Gregory Purnhagen (La Bête, L’Officier du port, Avenant, Ardent), Hai-Ting Chinn (La Belle), Marie Mascari (Félicie, Adélaïde), Peter Stewart (Le Père, Ludovic)
Philip Glass Ensemble: Lisa Bielawa, David Crowell, Stephen Erb, Jon Gibson, Michael Riesman, Mick Rossi, Andrew Sterman – Ted Baker, Nelson Padgett (musiciens invités), Michael Riesman*/Lisa Bielawa (direction musicale)


(© Charly Jurine)


Jamais abattue par ses contraintes géographiques et historiques, Saint-Etienne réussit avec éclat depuis deux décennies à s’affranchir de l’ombrage lyonnais, grâce en particulier à la biennale Massenet. La raison festivalière étant souvent de bon conseil, la maison stéphanoise vient de créer avec le musée d’art moderne de la ville une manifestation bisannuelle mêlant les arts défendus par chacune des deux institutions. «Nouveau Siècle», résolument ancré dans l’après-Seconde Guerre mondiale, constitue ainsi un pendant à Massenet et le tournant des XIXe et XXe siècles. Ce «New York moment», colonne vertébrale de cette première édition, ne pouvait faire l’impasse sur l’un des apôtres de la musique répétitive, Philip Glass, et c’est un objet lyrique non identifié que nous fait (re)découvrir l’Opéra de Saint-Etienne, au début d’une décade riche de concerts et propositions disséminés dans les haut lieux culturels de la métropole.


«Sonoriser un film muet, tout le monde l’a fait, mais mettre en musique un film parlant, c’est une idée vraiment étonnante, non?»: ainsi s’exprimait le compositeur américain dans une interview publiée par Les Inrocks au moment de sa création sur le film La Belle et la Bête de Cocteau. La fascination de Glass pour la culture française ne fait pas de mystère – il est venu à Paris au début des années 1960 étudier avec Nadia Boulanger – et cet ouvrage s’inscrit dans une trilogie inspirée par Cocteau, après Orphée et avant Les Enfants terribles – opus qui a tourné en France il y a deux saisons. Sans doute fallait-il un tel enthousiasme pour oser un tel pari formel, d’autant que le film de Cocteau est doué d’une remarquable aura – et substituer une partition minimaliste à celle d’Auric tenait de la gageure.


Comme toujours chez Glass, les cellules thématiques récurrentes structurent le discours musical, d’autant plus que le fonds se trouve particulièrement resserré, manière de restituer la fascination obsédante de la Bête et de sa laideur.

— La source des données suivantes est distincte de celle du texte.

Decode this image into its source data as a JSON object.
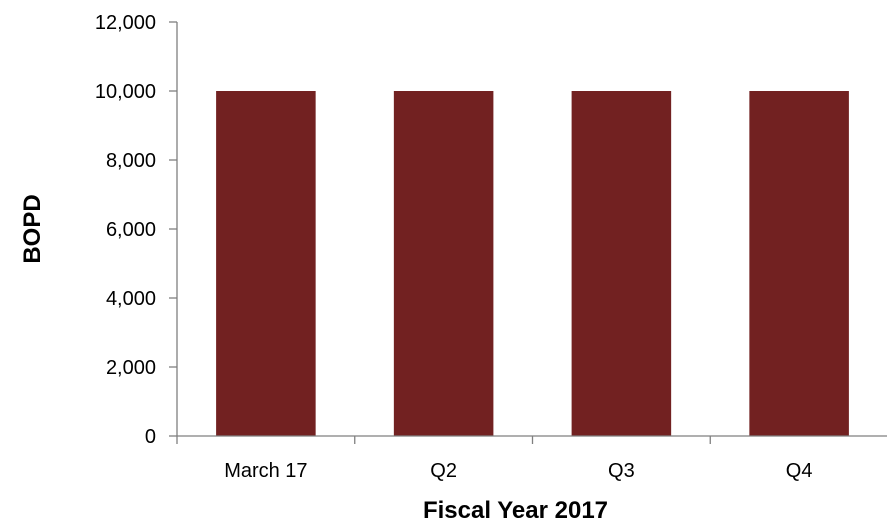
{
  "chart_data": {
    "type": "bar",
    "categories": [
      "March 17",
      "Q2",
      "Q3",
      "Q4"
    ],
    "values": [
      10000,
      10000,
      10000,
      10000
    ],
    "title": "",
    "xlabel": "Fiscal Year 2017",
    "ylabel": "BOPD",
    "ylim": [
      0,
      12000
    ],
    "yticks": [
      0,
      2000,
      4000,
      6000,
      8000,
      10000,
      12000
    ],
    "ytick_labels": [
      "0",
      "2,000",
      "4,000",
      "6,000",
      "8,000",
      "10,000",
      "12,000"
    ],
    "grid": false,
    "legend": "none",
    "bar_color": "#722121"
  }
}
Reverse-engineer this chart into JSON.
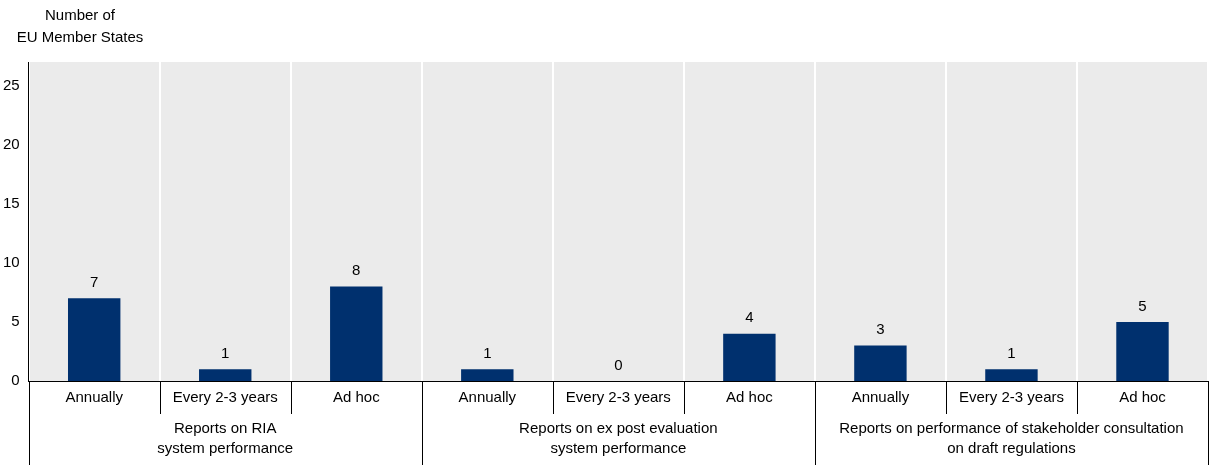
{
  "chart_data": {
    "type": "bar",
    "ylabel": "Number of\nEU Member States",
    "categories": [
      "Annually",
      "Every 2-3 years",
      "Ad hoc",
      "Annually",
      "Every 2-3 years",
      "Ad hoc",
      "Annually",
      "Every 2-3 years",
      "Ad hoc"
    ],
    "values": [
      7,
      1,
      8,
      1,
      0,
      4,
      3,
      1,
      5
    ],
    "value_labels": [
      "7",
      "1",
      "8",
      "1",
      "0",
      "4",
      "3",
      "1",
      "5"
    ],
    "color": "#00306e",
    "annotations": [
      "Reports on RIA\nsystem performance",
      "Reports on ex post evaluation\nsystem performance",
      "Reports on performance of stakeholder consultation\non draft regulations"
    ],
    "ylim": [
      0,
      27
    ],
    "yticks": [
      0,
      5,
      10,
      15,
      20,
      25
    ],
    "grid": "x",
    "legend": false
  }
}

Le procédé confine cependant à la servilité, d’autant que si le texte chanté s’attache à la synchronie avec les mouvements labiaux des protagonistes – nonobstant une doublure qui ne peut faire illusion longtemps en raison des divergences d’avec le débit parlé – la psalmodie à laquelle se limite la technique vocale finit par s’abîmer dans un commentaire passablement redondant. Sans compter que l’estimable travail de diction dont témoignent les interprètes ne saurait dissimuler leurs efforts et des intonations qui n’ont pas su traverser l’Atlantique – ce qui ne serait pas un handicap pour la programmation du festival si le texte de Cocteau pouvait s’en accommoder.


Tout au moins peut-on applaudir des caractérisations. Hai-Ting Chinn distille une fraîcheur acidulée qui s’accorde assez bien avec l’expression naïve du visage de Josette Day. Gregory Purnhagen compose une Bête touchante, à la limite de la mièvrerie, tandis qu’il se révèle d’une plus grande franchise en doublant Avenant et Ardent. Marie Mascari restitue assez bien la jalousie des sœurs tandis que Peter Stewart fait résonner un baryton à l’aplomb certain. D’une précision sans égal dans un répertoire pour lequel il est taillé sur mesure, le Philip Glass Ensemble parvient à ne pas se faire dévorer par l’écran au-dessus. Mais le cinématographe presque photographique de Cocteau finit aisément par avoir raison d’une partition qui ne dépasse pas l’accompagnement musical.